Десятые годы – время очень важное в творческом пути Мандельштама, и об этом еще будут много думать и писать. (Виллон, Чаадаев, католичество…) О его контакте с группой «Гилея» – см. воспоминания Зенкевича.
Как воспоминание о пребывании Осипа в Петербурге в 1920 г., кроме изумительных стихов к О. Арбениной, остались еще живые, выцветшие, как наполеоновские знамена, афиши того времени – о вечерах поэзии, где имя Мандельштама стоит рядом с Гумилевым и Блоком.
Все старые петербургские вывески были еще на своих местах, но за ними, кроме пыли, мрака и зияющей пустоты, ничего не было.

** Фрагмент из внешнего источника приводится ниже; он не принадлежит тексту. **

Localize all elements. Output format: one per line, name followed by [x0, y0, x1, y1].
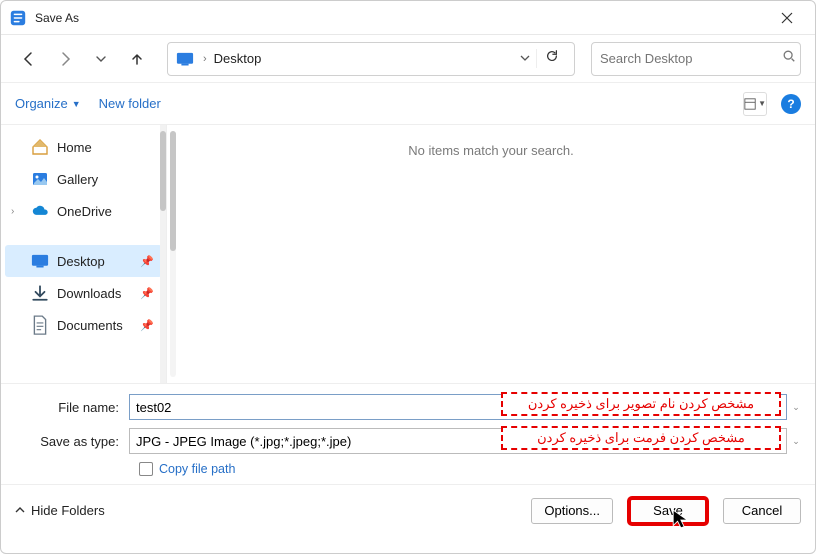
filetype-dropdown-button[interactable]: ⌄ [787, 436, 805, 447]
filename-label: File name: [11, 400, 129, 415]
search-box[interactable] [591, 42, 801, 76]
filetype-value: JPG - JPEG Image (*.jpg;*.jpeg;*.jpe) [136, 434, 351, 449]
content-scroll-thumb[interactable] [170, 131, 176, 251]
title-bar: Save As [1, 1, 815, 35]
forward-button[interactable] [51, 45, 79, 73]
cancel-button[interactable]: Cancel [723, 498, 801, 524]
pin-icon: 📌 [140, 287, 154, 300]
recent-locations-button[interactable] [87, 45, 115, 73]
address-dropdown[interactable] [514, 50, 536, 68]
gallery-icon [31, 170, 49, 188]
chevron-right-icon: › [200, 53, 210, 65]
filename-history-dropdown[interactable]: ⌄ [787, 402, 805, 413]
home-icon [31, 138, 49, 156]
chevron-up-icon [15, 503, 25, 518]
refresh-button[interactable] [536, 49, 566, 68]
body-area: Home Gallery › OneDrive Desktop 📌 Downlo… [1, 125, 815, 383]
desktop-icon [31, 252, 49, 270]
onedrive-icon [31, 202, 49, 220]
up-button[interactable] [123, 45, 151, 73]
hide-folders-toggle[interactable]: Hide Folders [15, 503, 105, 518]
annotation-filename: مشخص کردن نام تصویر برای ذخیره کردن [501, 392, 781, 416]
sidebar-item-label: Desktop [57, 254, 105, 269]
sidebar-item-downloads[interactable]: Downloads 📌 [5, 277, 162, 309]
sidebar-item-desktop[interactable]: Desktop 📌 [5, 245, 162, 277]
file-list-area: No items match your search. [166, 125, 815, 383]
sidebar-item-label: Downloads [57, 286, 121, 301]
pin-icon: 📌 [140, 319, 154, 332]
search-input[interactable] [600, 51, 776, 66]
address-bar[interactable]: › Desktop [167, 42, 575, 76]
nav-bar: › Desktop [1, 35, 815, 83]
sidebar-item-label: OneDrive [57, 204, 112, 219]
downloads-icon [31, 284, 49, 302]
annotation-filetype: مشخص کردن فرمت برای ذخیره کردن [501, 426, 781, 450]
desktop-icon [176, 52, 194, 66]
sidebar-item-label: Gallery [57, 172, 98, 187]
new-folder-button[interactable]: New folder [99, 96, 161, 111]
options-button[interactable]: Options... [531, 498, 613, 524]
toolbar: Organize▼ New folder ▼ ? [1, 83, 815, 125]
filetype-label: Save as type: [11, 434, 129, 449]
sidebar-item-documents[interactable]: Documents 📌 [5, 309, 162, 341]
form-area: File name: مشخص کردن نام تصویر برای ذخیر… [1, 383, 815, 484]
documents-icon [31, 316, 49, 334]
sidebar: Home Gallery › OneDrive Desktop 📌 Downlo… [1, 125, 166, 383]
close-button[interactable] [767, 4, 807, 32]
cursor-icon [671, 508, 693, 530]
breadcrumb-desktop[interactable]: Desktop [210, 51, 266, 66]
view-button[interactable]: ▼ [743, 92, 767, 116]
window-title: Save As [35, 11, 79, 25]
sidebar-item-gallery[interactable]: Gallery [5, 163, 162, 195]
help-button[interactable]: ? [781, 94, 801, 114]
sidebar-item-onedrive[interactable]: › OneDrive [5, 195, 162, 227]
organize-menu[interactable]: Organize▼ [15, 96, 81, 111]
pin-icon: 📌 [140, 255, 154, 268]
sidebar-item-label: Documents [57, 318, 123, 333]
footer: Hide Folders Options... Save Cancel [1, 484, 815, 536]
copy-file-path-label: Copy file path [159, 462, 235, 476]
sidebar-item-label: Home [57, 140, 92, 155]
copy-file-path-checkbox[interactable] [139, 462, 153, 476]
back-button[interactable] [15, 45, 43, 73]
empty-message: No items match your search. [408, 143, 573, 158]
save-button[interactable]: Save [629, 498, 707, 524]
sidebar-item-home[interactable]: Home [5, 131, 162, 163]
app-icon [9, 9, 27, 27]
search-icon [782, 49, 796, 68]
chevron-right-icon[interactable]: › [11, 206, 14, 217]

Сыпняк, голод, расстрелы, темнота в квартирах, сырые дрова, опухшие до неузнаваемости люди. В Гостином дворе можно было собрать большой букет полевых цветов. Догнивали знаменитые петербургские торцы. Из подвальных окон «Крафта» еще пахло шоколадом. Все кладбища были разгромлены. Город не просто изменился, а решительно превратился в свою противоположность. Но стихи люди любили (главным образом, молодежь), почти так же, как сейчас, т. е. в 1964 г.
В Царском, тогда – «Детское имени товарища Урицкого», почти у всех были козы; их почему-то всех звали Тамарами.

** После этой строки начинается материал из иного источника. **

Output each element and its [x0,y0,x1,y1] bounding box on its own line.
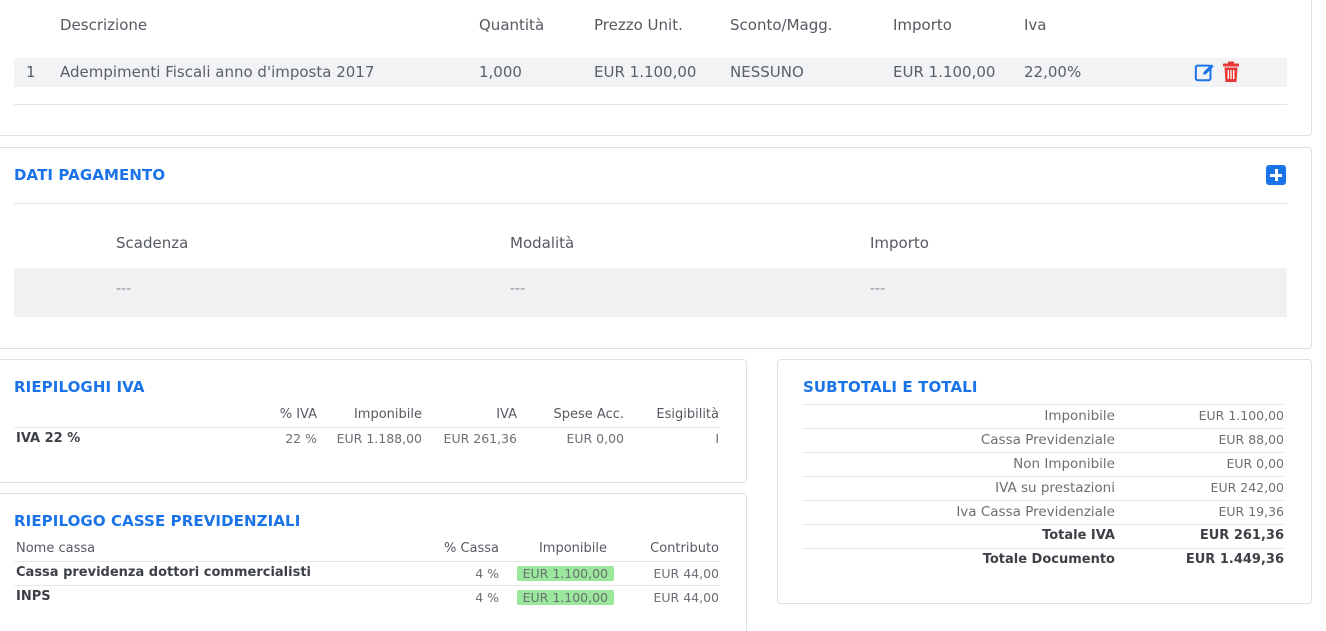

[Царское в 20-х годах представляло собою нечто невообразимое. Все заборы были сожжены. Над открытыми люками водопровода стояли ржавые кровати из лазаретов Первой войны, улицы заросли травой, гуляли и орали петухи всех цветов… На воротах недавно великолепного дома гр. Стенбок-Фермора красовалась огромная вывеска: Случной пункт. Но на Широкой так же терпко пахли по осеням дубы – свидетели моего детства, и вороны на соборных крестах кричали то же, что я слушала, идя по соборному скверу в гимназию, и статуи в парках глядели, как в 10-х годах. В оборванных и страшных фигурах я иногда узнавала царскоселов. Гостиный двор был закрыт.
мне всю жизнь кажется, что Пушкин это про Царское сказал. И еще потрясающее:
самая дерзкая строчка из когда-нибудь прочитанных или услышанных мной (однако неплохо и «священный сумрак»)].
Что же касается стихотворения «Вполоборота», история его такова. В январе 1914 г. Пронин устроил большой вечер «Бродячей собаки» не в подвале у себя, а в каком-то большом зале на Конюшенной. Обычные посетители терялись там среди множества «чужих» (т. е. чуждых всякому искусству) людей. Было жарко, людно, шумно и довольно бестолково. Нам это наконец надоело, и мы (человек 20–30) пошли в «Собаку» на Михайловской площади. Там было темно и прохладно. Я стояла на эстраде и с кем-то разговаривала. Несколько человек из залы стали просить меня почитать стихи. Не меняя позы, я что-то прочла. Подошел Осип: «Как вы стояли, как вы читали» и еще что-то про шаль (см. о Мандельштаме в воспоминаниях В. С. Срезневской). Таким же наброском с натуры было четверостишие «Черты лица искажены». Я была с Мандельштамом на Царскосельском вокзале (10-е годы). Он смотрел, как я говорю по телефону, через стекло кабины. Когда я вышла, он прочел мне эти четыре строки.